African women are brave, and there cannot be just one day to celebrate them
By Diana Alaroker, Global Fellow from Uganda
In Northern Uganda, where I grew up, educating a young girl like myself was not a priority. My culture is patrilineal, so my worth would have been negligible in many other families. Indeed, the dropout rate for girls in my region is 78% for primary school. Girls are a currency of exchange, many of us groomed to be housewives from the age of ten. And at the age of seventeen, we are considered ready for marriage. As early as 5am, while it is still dark, very quiet and cold outside, the day has begun for an African woman. Her tasks are largely domestic, including housekeeping, child rearing, fetching water, cooking and tending to the community’s needs. Women in Uganda work two thirds of the total labour hours and produce 70 percent of the nation’s food, yet earn only 10 percent of its income and own less than one percent of its property.
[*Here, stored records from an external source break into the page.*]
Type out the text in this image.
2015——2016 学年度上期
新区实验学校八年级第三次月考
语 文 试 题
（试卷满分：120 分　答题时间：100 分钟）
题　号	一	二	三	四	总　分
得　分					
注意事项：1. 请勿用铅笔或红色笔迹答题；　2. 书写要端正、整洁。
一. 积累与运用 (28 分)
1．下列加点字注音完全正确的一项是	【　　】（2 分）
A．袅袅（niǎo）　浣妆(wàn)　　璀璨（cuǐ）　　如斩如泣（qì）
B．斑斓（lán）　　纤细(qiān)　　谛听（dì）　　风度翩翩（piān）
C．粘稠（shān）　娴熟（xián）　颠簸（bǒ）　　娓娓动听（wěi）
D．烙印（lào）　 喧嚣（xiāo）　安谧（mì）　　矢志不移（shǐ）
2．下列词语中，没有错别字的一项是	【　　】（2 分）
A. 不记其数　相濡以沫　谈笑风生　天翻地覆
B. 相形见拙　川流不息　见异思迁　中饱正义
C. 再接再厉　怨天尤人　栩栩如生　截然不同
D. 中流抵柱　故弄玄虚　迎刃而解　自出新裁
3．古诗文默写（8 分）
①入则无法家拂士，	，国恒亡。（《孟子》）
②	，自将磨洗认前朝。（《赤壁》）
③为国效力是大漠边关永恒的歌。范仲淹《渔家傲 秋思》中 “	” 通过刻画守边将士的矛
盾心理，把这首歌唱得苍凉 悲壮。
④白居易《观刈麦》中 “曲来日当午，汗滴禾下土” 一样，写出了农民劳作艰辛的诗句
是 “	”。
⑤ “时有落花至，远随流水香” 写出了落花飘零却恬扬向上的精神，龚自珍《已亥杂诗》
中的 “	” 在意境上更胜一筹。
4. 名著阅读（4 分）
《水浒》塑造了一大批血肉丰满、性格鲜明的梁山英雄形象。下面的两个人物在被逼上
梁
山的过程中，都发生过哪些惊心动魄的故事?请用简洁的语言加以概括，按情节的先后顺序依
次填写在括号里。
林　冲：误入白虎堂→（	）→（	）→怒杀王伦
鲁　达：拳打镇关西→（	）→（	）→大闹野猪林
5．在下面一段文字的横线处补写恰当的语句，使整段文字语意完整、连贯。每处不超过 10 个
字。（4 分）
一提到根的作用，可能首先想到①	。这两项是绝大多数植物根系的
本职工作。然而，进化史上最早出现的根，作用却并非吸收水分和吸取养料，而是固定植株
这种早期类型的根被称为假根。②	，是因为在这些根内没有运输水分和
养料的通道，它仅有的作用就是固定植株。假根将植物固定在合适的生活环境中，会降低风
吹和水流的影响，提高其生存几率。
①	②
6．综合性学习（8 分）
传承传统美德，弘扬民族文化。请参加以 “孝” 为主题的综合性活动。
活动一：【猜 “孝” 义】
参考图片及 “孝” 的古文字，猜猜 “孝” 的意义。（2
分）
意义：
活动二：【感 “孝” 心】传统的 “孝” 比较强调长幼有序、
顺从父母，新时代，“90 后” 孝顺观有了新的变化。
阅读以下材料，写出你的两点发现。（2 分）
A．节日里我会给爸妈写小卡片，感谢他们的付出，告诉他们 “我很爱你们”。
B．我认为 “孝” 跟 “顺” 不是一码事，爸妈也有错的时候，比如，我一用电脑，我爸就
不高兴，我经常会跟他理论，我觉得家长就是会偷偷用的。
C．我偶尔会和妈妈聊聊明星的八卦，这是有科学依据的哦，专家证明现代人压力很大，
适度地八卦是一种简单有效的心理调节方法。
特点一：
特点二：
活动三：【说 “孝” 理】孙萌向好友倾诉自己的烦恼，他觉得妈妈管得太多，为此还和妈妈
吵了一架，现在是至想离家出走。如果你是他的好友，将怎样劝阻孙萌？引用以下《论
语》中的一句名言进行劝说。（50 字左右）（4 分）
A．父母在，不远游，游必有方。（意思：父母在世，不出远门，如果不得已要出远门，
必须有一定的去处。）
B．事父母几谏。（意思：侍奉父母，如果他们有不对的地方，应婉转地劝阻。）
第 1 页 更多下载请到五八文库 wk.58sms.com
Many African women awake to responsibilities which are overwhelming and challenging at times, responsibilities they have to face as and when they come. The countless sacrifices that they make just to see their children and spouses happy can never be paid back; they are priceless.
Polygamy, which is a norm in the Acholi culture, makes the situation worse, which exacerbated after the conflict in Northern Uganda. Men often elope with other women with whom they feel they are “better off,” leaving their wives with the responsibility of raising the children and providing for the family. For the woman who has been deserted, playing the role of both parents in the lives of their children is quite challenging and hectic.
With little or no education, they are unable to get employment in any formal sector, so most of them opt for small businesses, which usually generate little profit, but give them time to attend to their responsibilities at home. And with these small profits, they are able to send their children to school to attain education which they themselves were unable to get.
African women are brave, and there cannot be just one day to celebrate them. Every day should be a day where we respect the dignity of women.